A new law proposed Thursday by state Senators Teresa Ruiz (D-Newark), Sandra Bolden Cunningham and Ray Lesniak would end what they described as a “discriminatory practice” against ex-offenders.
“Across the state, law-abiding ex-offenders are finding that their past mistakes serve as a barrier to employment in this already tough economy,” Cunningham (D-Hudson) said in a statement. “One in four Americans has a criminal record that could show up in a routine background check. With the increased usage of these checks, qualified applicants - many of whom have already paid the price for their past infractions – cannot even get their foot in the door to be considered for jobs.”
The city of Newark, as well as Atlantic City, already have “ban the box” laws affecting hiring within those communities. The proposed legislation, the Opportunity to Compete Act, would take that law statewide.
New Jersey’s Opportunity to Compete Act would limit the criminal history inquiries allowed by New Jersey employers when interviewing applicants for a job within their company or organization. The bill would “ban the box” – the check box on most employment applications that requires applicants to disclose whether they have a criminal conviction in their background. This bill would require that employers not inquire about an applicant’s criminal history until after the applicant has been found otherwise qualified and a conditional offer of employment has been made.
“People who are unemployed already face a number of barriers when it comes to finding a job. For those who have a criminal conviction in their background, obtaining gainful employment is that much more difficult,” said Ruiz. "We have to give everyone, including those who have an infraction on their record and have paid their debt to society, a fair opportunity to find employment.”

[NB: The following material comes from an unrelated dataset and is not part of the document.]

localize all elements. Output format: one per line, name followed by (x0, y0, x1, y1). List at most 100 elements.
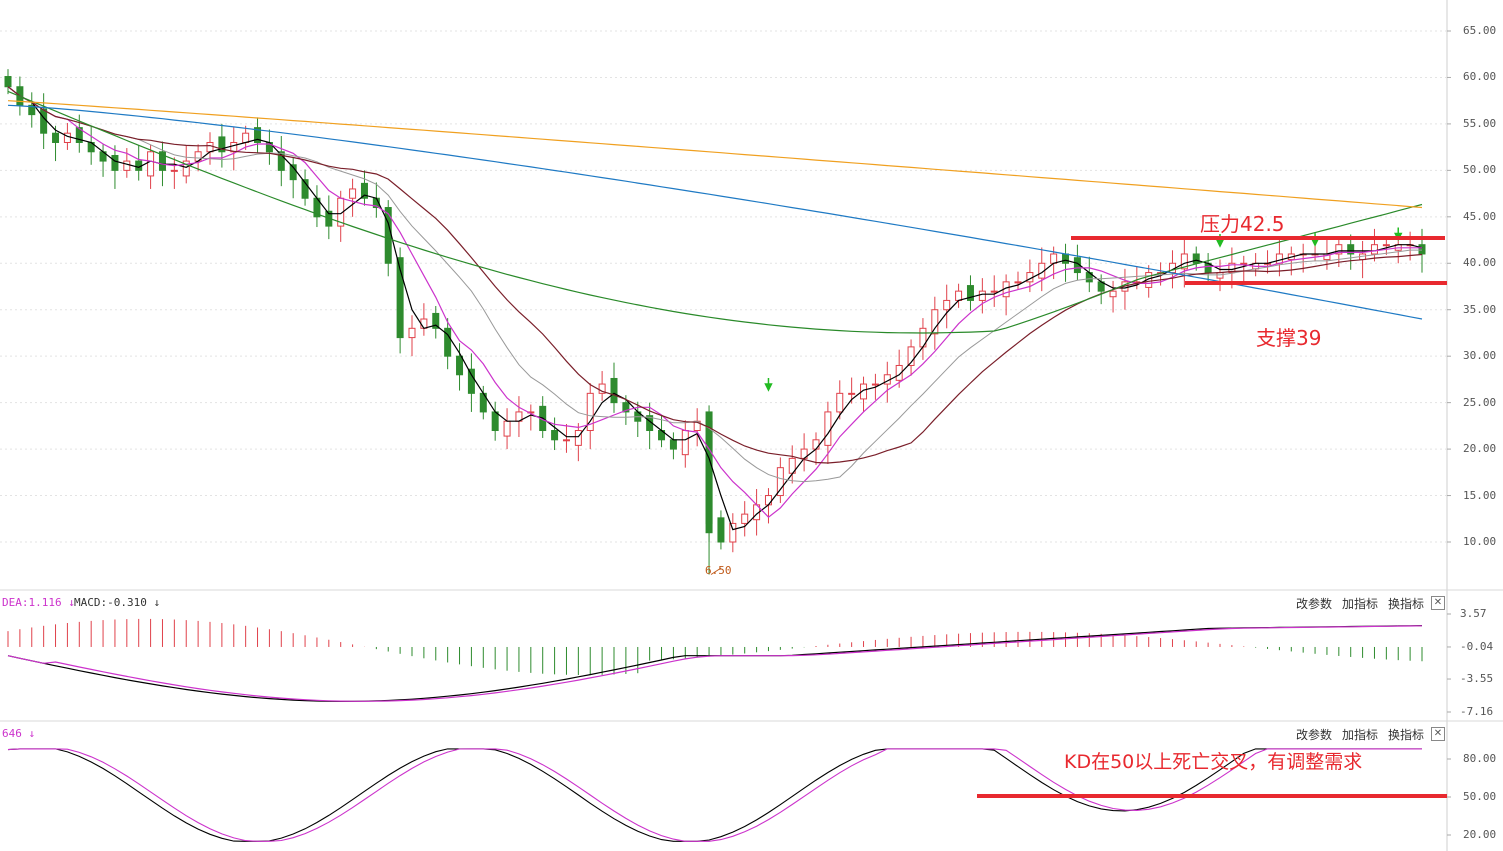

The bill would allow employers to consider criminal records for a reasonable period of time after the applicant has been released from custody, or after sentencing if the person was never in custody. An employer may consider in their hiring decisions: indictable offense convictions for 10 years following the release from custody or end of sentencing; disorderly person convictions and municipal ordinance violations for five years following the release from custody or end of sentencing; and any pending criminal charges.
This legislation would not limit an employer from considering criminal records occurring within any timeframe that involve serious violent crimes including murder, attempted-murder, arson, sex offenses requiring registry and acts of terrorism.

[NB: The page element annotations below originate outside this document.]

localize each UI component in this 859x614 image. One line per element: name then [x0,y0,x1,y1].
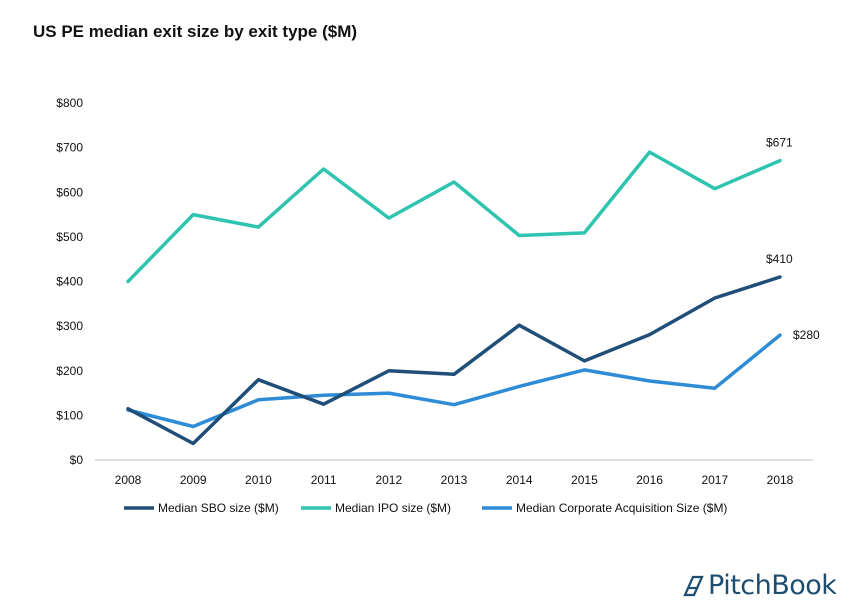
series-layer [126,150,782,446]
chart-title: US PE median exit size by exit type ($M) [33,22,358,41]
data-label: $410 [766,252,793,266]
data-label-layer: $410 $671 $280 [766,136,820,342]
x-tick-label: 2018 [767,473,794,487]
x-tick-label: 2014 [506,473,533,487]
y-tick-label: $600 [56,185,83,199]
x-tick-label: 2015 [571,473,598,487]
x-tick-label: 2017 [701,473,728,487]
x-tick-label: 2013 [441,473,468,487]
x-tick-label: 2012 [375,473,402,487]
x-tick-label: 2008 [115,473,142,487]
y-tick-label: $400 [56,275,83,289]
legend-label: Median Corporate Acquisition Size ($M) [516,501,727,515]
x-tick-label: 2011 [311,473,337,487]
legend-label: Median SBO size ($M) [158,501,279,515]
series-line [126,333,782,429]
y-tick-label: $700 [56,141,83,155]
y-tick-label: $800 [56,96,83,110]
y-tick-label: $300 [56,319,83,333]
y-tick-label: $500 [56,230,83,244]
legend-label: Median IPO size ($M) [335,501,451,515]
x-tick-label: 2016 [636,473,663,487]
logo-text: PitchBook [708,570,837,601]
axis-layer: $0 $100 $200 $300 $400 $500 $600 $700 $800 2008 20… [56,96,813,487]
y-tick-label: $100 [56,408,83,422]
x-tick-label: 2009 [180,473,207,487]
y-tick-label: $200 [56,364,83,378]
pitchbook-logo: PitchBook [682,570,837,601]
legend: Median SBO size ($M) Median IPO size ($M)… [124,501,727,515]
x-tick-label: 2010 [245,473,272,487]
series-line [126,150,782,284]
pitchbook-logo-icon [683,575,704,596]
data-label: $671 [766,136,793,150]
y-tick-label: $0 [70,453,84,467]
series-line [126,275,782,446]
data-label: $280 [793,328,820,342]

The legislation will also provide applicants with the right to appeal a denial of employment. After receiving notice that the conditional employment offer has been withdrawn, applicants will have 10 business days to challenge the accuracy of the criminal history and present additional evidence of rehabilitation or other factors for the employer to consider. If the employer has yet to fill the position, they will be required to consider the additional information.
Similar legislation is already in place in California, Connecticut, Hawaii, Massachusetts,Minnesota, New Mexico and Washington DC. Additionally, over 40 cities and counties including Atlantic City and Newark have passed some sort of “ban the box” reforms.